Magecart Malware Obfuscation Techniques Revealed
Eggy Peggy was a language the girls at school used when they wanted to hide what they were saying to each other from eavesdropping boys like me. “Meggary heggad egga leggamb,” is what, “Mary had a little lamb,” would have sounded like in their weird tongue (not that they ever had cause to mention that exact phrase).
What they were doing is called obfuscation, which means to hide the meaning of something by altering it. Crucially it doesn’t change the meaning, just how it looks. In this case, by simply adding “egg” in front of each vowel sound the girls rendered their conversation much less easy to understand to anyone not in the know. To make matters worse, there were other versions too, with slightly different rules, so they could switch between them.
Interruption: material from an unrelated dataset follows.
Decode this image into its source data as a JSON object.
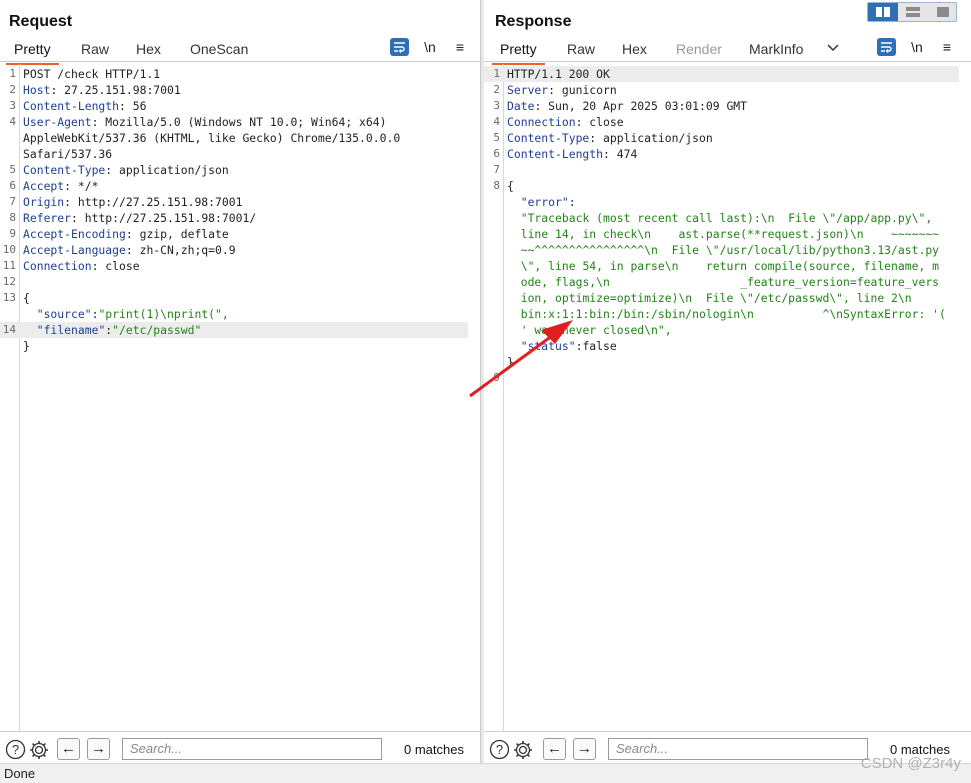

You may have wondered why they don’t just keep potentially vulnerable code out of harm’s way on back-end servers. Well, that would be unfeasible in some situations: some mobile apps don’t have a backend, some code needs to be hosted client-side to log user-experience analytics, and then there’s the performance slowdown from repeated server calls that would leave users cursing.
What is Magecart?
If you weren’t aware, Magecart is the name given to both the consortium of hacker groups that target online shopping cart systems (that mostly use the Magento shopping software) and to the type of supply chain attack that they use to do this. These web skimming attacks are designed to steal customer payment card information and sensitive personal data via online shopping checkout forms and obfuscation techniques have helped them to avoid detection, sometimes for months. Magecart attacks first appeared around 2010 and they’ve been successful against many high-profile targets, including British Airways, TicketMaster UK, Hanna Anderson, and many others.
The ongoing threat is so serious that the fourth revision of the Payment Card Industry Data Security Standard (PCI DSS v4.0) has now included stringent requirements around defending against so-called Magecart-style attacks (6.4: Public-facing web applications are protected against attacks, and 11.6: Unauthorized changes on payment pages are detected and responded to).
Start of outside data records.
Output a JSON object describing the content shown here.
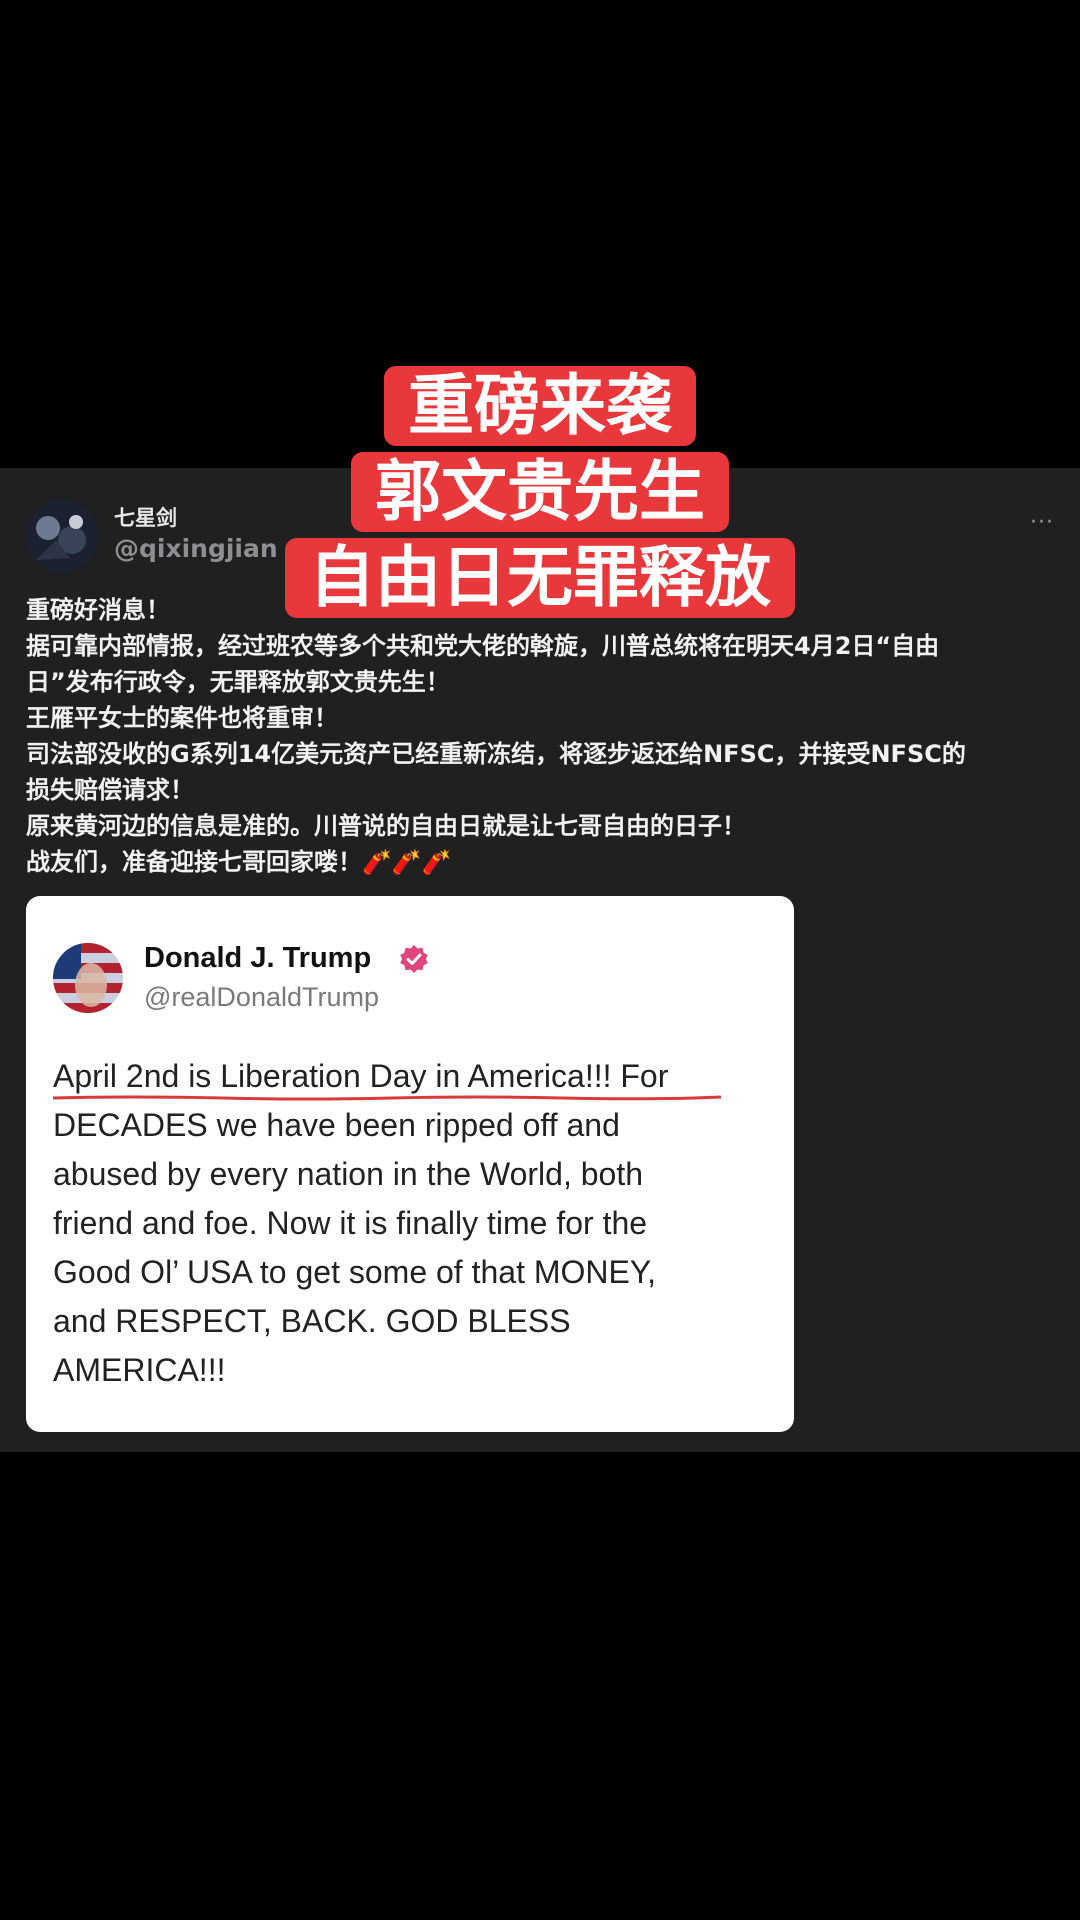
{
  "post": {
    "author": {
      "name": "七星剑",
      "handle": "@qixingjian"
    },
    "lines": [
      "重磅好消息！",
      "据可靠内部情报，经过班农等多个共和党大佬的斡旋，川普总统将在明天4月2日“自由",
      "日”发布行政令，无罪释放郭文贵先生！",
      "王雁平女士的案件也将重审！",
      "司法部没收的G系列14亿美元资产已经重新冻结，将逐步返还给NFSC，并接受NFSC的",
      "损失赔偿请求！",
      "原来黄河边的信息是准的。川普说的自由日就是让七哥自由的日子！",
      "战友们，准备迎接七哥回家喽！🧨🧨🧨"
    ]
  },
  "embedded_card": {
    "name": "Donald J. Trump",
    "handle": "@realDonaldTrump",
    "lines": [
      "April 2nd is Liberation Day in America!!! For",
      "DECADES we have been ripped off and",
      "abused by every nation in the World, both",
      "friend and foe. Now it is finally time for the",
      "Good Ol’ USA to get some of that MONEY,",
      "and RESPECT, BACK. GOD BLESS",
      "AMERICA!!!"
    ]
  },
  "headline": {
    "lines": [
      "重磅来袭",
      "郭文贵先生",
      "自由日无罪释放"
    ]
  },
  "colors": {
    "headline_bg": "#e8383b",
    "verified": "#e0457b",
    "underline": "#d83a3a"
  },
  "icons": [
    "more-icon",
    "verified-icon"
  ]
}
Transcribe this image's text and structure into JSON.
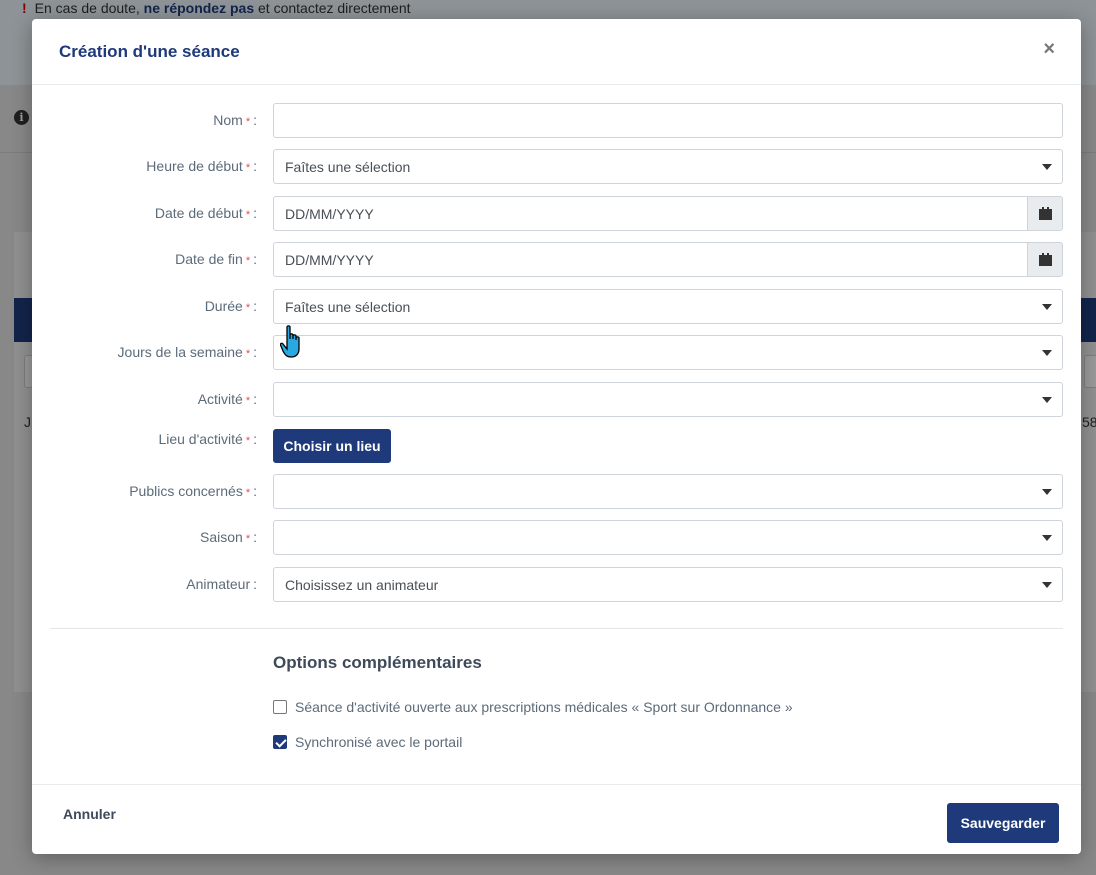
{
  "background": {
    "alert_prefix": "En cas de doute,",
    "alert_bold": "ne répondez pas",
    "alert_suffix": "et contactez directement",
    "alert_mark": "!",
    "right_number": "58",
    "left_letter": "J"
  },
  "modal": {
    "title": "Création d'une séance",
    "close_label": "×",
    "required_mark": "*",
    "fields": {
      "nom": {
        "label": "Nom",
        "value": ""
      },
      "heure_debut": {
        "label": "Heure de début",
        "value": "Faîtes une sélection"
      },
      "date_debut": {
        "label": "Date de début",
        "placeholder": "DD/MM/YYYY"
      },
      "date_fin": {
        "label": "Date de fin",
        "placeholder": "DD/MM/YYYY"
      },
      "duree": {
        "label": "Durée",
        "value": "Faîtes une sélection"
      },
      "jours": {
        "label": "Jours de la semaine",
        "value": ""
      },
      "activite": {
        "label": "Activité",
        "value": ""
      },
      "lieu": {
        "label": "Lieu d'activité",
        "button_label": "Choisir un lieu"
      },
      "publics": {
        "label": "Publics concernés",
        "value": ""
      },
      "saison": {
        "label": "Saison",
        "value": ""
      },
      "animateur": {
        "label": "Animateur",
        "value": "Choisissez un animateur"
      }
    },
    "options": {
      "title": "Options complémentaires",
      "sport_ordonnance": {
        "label": "Séance d'activité ouverte aux prescriptions médicales « Sport sur Ordonnance »",
        "checked": false
      },
      "synchronise": {
        "label": "Synchronisé avec le portail",
        "checked": true
      }
    },
    "footer": {
      "cancel_label": "Annuler",
      "save_label": "Sauvegarder"
    }
  },
  "colors": {
    "primary": "#1f3a7a",
    "required": "#d9534f"
  },
  "icons": [
    "calendar-icon",
    "caret-down-icon",
    "close-icon",
    "info-icon",
    "hand-pointer-cursor"
  ]
}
Obfuscation techniques applied to code make it look meaningless to the naked eye or else they hide it completely (even from malware detectors) but once it’s executed its true nature is revealed. That’s one of the key points to remember about obfuscation techniques. Just as the spoken language obfuscator Eggy Peggy preserved the meaning of “Mary had a little lamb,” while rendering it opaque, so code obfuscators don’t alter how a program functions, they simply make it harder for humans and applications such as malware detectors to understand what it does.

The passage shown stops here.